## Vulnerability-Aware Poisoning Mechanism for Online RL with Unknown Dynamics



There are 3 .mp4 files in this folder, showing the comparison of our proposed poisoning algorithm and the random poisoning method.

We train 3 A2C agents with the same hyper-parameters on Hopper-v2, under different poisoning methods with the same attack budget and power. The videos show how the trained agents perform in the test phase.

*Note: the goal of the agent in Hopper is to hop forward as fast as possible.*



*File1:a2c_hopper_no_poison.mp4* is a baseline showing the original not poisoned agent.

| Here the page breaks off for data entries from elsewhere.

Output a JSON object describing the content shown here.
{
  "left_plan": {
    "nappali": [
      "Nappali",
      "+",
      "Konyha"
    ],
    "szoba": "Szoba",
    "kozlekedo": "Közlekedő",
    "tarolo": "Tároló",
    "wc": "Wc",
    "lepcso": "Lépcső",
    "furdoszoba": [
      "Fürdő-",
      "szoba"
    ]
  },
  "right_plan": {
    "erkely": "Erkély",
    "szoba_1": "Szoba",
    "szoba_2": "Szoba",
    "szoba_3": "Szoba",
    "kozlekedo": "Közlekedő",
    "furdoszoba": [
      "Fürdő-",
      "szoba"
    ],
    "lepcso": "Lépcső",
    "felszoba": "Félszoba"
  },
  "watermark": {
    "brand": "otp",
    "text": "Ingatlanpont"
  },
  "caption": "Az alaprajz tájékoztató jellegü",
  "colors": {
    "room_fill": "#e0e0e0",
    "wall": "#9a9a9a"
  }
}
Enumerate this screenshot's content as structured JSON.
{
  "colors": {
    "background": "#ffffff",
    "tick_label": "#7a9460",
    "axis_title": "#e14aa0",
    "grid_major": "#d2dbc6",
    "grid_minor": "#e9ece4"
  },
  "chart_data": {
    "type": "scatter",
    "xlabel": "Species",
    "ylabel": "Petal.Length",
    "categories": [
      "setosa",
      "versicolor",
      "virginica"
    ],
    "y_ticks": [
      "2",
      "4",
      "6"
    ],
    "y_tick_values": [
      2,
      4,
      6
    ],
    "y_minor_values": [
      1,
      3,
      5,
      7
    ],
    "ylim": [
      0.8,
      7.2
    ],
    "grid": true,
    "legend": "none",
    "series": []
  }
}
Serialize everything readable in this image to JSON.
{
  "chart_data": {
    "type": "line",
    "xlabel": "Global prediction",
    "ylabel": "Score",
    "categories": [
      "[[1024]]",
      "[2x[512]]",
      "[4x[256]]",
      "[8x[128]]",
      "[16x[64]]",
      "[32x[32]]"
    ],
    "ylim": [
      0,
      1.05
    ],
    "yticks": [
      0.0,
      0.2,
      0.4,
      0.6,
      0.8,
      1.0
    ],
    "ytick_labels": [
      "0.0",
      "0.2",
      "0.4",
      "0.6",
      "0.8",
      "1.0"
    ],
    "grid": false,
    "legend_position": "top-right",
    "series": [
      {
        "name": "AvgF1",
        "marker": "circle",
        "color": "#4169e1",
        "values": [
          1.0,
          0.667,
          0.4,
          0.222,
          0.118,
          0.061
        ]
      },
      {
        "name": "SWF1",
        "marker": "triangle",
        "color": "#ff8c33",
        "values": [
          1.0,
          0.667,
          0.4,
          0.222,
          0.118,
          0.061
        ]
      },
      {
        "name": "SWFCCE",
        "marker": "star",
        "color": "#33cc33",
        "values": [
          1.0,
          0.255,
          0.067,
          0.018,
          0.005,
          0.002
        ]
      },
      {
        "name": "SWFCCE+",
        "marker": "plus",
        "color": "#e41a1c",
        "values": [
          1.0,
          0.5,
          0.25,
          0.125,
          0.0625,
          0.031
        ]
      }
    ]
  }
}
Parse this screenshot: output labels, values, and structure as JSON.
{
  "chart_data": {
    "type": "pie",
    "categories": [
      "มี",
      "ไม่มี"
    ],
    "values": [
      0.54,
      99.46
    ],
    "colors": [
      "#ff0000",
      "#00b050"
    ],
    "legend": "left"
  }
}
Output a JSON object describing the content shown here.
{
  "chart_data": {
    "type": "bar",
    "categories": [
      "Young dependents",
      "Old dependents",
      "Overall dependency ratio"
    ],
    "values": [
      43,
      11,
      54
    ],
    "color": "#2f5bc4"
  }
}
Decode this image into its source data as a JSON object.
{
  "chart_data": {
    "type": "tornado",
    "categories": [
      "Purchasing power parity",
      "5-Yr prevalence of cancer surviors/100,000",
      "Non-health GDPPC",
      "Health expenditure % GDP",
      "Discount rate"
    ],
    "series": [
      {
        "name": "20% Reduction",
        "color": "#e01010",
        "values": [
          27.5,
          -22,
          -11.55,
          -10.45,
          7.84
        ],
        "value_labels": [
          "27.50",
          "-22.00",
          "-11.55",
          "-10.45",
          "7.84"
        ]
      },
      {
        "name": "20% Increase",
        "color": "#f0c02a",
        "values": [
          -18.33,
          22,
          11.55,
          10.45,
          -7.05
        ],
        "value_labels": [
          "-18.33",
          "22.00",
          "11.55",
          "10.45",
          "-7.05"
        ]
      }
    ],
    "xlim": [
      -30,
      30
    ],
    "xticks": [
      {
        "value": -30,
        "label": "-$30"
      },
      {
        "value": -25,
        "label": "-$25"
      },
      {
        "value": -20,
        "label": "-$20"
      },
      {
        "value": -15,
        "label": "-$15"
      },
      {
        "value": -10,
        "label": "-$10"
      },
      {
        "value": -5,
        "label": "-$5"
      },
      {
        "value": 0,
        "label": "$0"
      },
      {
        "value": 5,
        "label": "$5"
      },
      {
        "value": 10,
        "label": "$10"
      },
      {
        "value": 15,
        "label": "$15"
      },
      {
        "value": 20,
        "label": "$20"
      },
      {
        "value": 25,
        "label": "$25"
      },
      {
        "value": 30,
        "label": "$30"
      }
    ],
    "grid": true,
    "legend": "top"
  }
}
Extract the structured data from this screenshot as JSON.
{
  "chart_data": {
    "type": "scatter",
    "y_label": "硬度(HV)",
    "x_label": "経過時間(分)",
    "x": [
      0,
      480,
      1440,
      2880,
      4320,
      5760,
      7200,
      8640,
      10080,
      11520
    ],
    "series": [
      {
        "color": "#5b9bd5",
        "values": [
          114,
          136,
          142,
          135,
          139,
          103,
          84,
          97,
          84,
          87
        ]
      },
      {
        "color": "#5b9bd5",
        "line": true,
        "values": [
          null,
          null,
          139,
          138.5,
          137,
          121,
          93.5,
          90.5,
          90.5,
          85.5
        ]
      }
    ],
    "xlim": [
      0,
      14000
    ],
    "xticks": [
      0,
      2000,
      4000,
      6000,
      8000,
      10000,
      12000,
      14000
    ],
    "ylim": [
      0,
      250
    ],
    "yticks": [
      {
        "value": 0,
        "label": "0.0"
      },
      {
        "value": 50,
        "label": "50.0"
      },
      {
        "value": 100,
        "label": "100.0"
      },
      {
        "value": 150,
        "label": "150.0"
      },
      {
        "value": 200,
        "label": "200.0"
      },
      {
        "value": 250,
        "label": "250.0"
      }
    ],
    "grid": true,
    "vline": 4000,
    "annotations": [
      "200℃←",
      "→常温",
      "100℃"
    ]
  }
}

*File2:a2c_hopper_random_poison_epsilon=0.1_frac=0.3.mp4* shows the agent under random poisoning attack with $\epsilon=0.1$, $C/K=0.3$.

*File2:a2c_hopper_random_poison_epsilon=0.1_frac=0.3.mp4* shows the agent under our proposed VA2C-P attack with $\epsilon=0.1$, $C/K=0.3$.



**Conclusion**: the random poisoning does not make the policy worse (according to the numerical results, the policy is even better. See paper Section 6 for details and analysis.) In constrast, our proposed poisoning algorithm successfully prevent the agent from hopper forward by poisoning only 30% iterations.